Let's break down the boat's velocity into two components:
1. Velocity of the boat relative to still water: 5 m/s
2. Velocity of the river flow: 2 m/s

When the boat travels from Point A towards Point B, it needs to counteract the river's flow. The velocity of the river is perpendicular to the course of the boat. Therefore, to counteract it, the boat should steer at an angle relative to the river flow.

To calculate the diagonal velocity of the boat, we will use the Pythagorean theorem:
Diagonal velocity^2 = (5 m/s)^2 + (2 m/s)^2
Diagonal velocity^2 = 25 + 4
Diagonal velocity^2 = 29
Diagonal velocity ≈ √29 ≈ 5.39 m/s (rounded to two decimal places)

The boat will travel at a speed of approximately 5.39 m/s when it steers towards Point B.

To find the point at which the boat will reach the opposite bank, we need to consider the time it takes to cross the river. Since the boat's speed is the diagonal velocity, the time taken to cross the river is given by:
Time = Distance / Velocity
Time = 200 m / 5.39 m/s ≈ 37.09 s (rounded to two decimal places)

Since the boat steers directly towards Point B, it will reach the opposite bank after approximately 37.09 seconds.

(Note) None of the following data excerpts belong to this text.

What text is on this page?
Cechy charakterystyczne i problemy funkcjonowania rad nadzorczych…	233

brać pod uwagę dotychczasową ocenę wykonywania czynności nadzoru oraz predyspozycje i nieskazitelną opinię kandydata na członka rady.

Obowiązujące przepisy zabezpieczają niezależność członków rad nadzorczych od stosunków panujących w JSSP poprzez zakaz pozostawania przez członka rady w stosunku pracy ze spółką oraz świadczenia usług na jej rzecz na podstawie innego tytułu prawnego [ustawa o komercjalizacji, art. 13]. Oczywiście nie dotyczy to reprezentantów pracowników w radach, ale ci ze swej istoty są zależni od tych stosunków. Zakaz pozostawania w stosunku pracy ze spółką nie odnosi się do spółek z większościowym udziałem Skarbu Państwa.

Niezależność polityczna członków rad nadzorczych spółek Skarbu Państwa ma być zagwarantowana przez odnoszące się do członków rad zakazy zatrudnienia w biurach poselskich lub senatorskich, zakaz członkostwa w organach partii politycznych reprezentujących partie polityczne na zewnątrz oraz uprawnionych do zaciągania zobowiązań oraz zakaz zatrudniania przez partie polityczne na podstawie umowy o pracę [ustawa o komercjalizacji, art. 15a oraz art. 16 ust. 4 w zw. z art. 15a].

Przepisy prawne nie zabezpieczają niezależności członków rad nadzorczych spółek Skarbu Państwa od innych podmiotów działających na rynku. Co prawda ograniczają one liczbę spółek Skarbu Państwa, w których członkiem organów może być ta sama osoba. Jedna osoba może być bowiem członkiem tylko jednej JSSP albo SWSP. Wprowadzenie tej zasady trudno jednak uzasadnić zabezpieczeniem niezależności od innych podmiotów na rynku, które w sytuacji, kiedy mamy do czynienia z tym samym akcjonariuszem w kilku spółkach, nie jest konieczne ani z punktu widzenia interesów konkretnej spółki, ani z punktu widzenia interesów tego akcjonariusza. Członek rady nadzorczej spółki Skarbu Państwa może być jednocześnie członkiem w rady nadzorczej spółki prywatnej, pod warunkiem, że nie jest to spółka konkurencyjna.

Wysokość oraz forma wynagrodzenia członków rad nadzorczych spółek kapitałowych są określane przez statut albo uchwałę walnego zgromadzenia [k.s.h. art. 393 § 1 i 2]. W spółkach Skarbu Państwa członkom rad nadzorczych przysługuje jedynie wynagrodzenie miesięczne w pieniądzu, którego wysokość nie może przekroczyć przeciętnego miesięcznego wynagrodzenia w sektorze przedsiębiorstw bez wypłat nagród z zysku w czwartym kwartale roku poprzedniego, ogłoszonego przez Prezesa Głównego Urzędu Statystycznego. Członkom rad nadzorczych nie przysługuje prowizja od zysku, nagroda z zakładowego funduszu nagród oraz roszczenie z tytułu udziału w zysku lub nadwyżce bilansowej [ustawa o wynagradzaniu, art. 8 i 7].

b) If the boat needs to travel towards Point B (along the river flow), it should be steered at an angle parallel to the river flow. In this case, the boat needs to counteract only the perpendicular component of the river's flow. The boat's velocity relative to the still water remains the same, i.e., 5 m/s.

To find the resultant velocity of the boat in this case, we only consider the perpendicular component of the river flow, which is 2 m/s.

To calculate the resultant velocity, we subtract the river's flow velocity from the boat's velocity relative to still water:
Resultant velocity = Boat's velocity - River flow velocity
Resultant velocity = 5 m/s - 2 m/s = 3 m/s

Therefore, if the boat needs to travel towards Point B, it should be steered in the direction of the river flow with a speed of 3 m/s.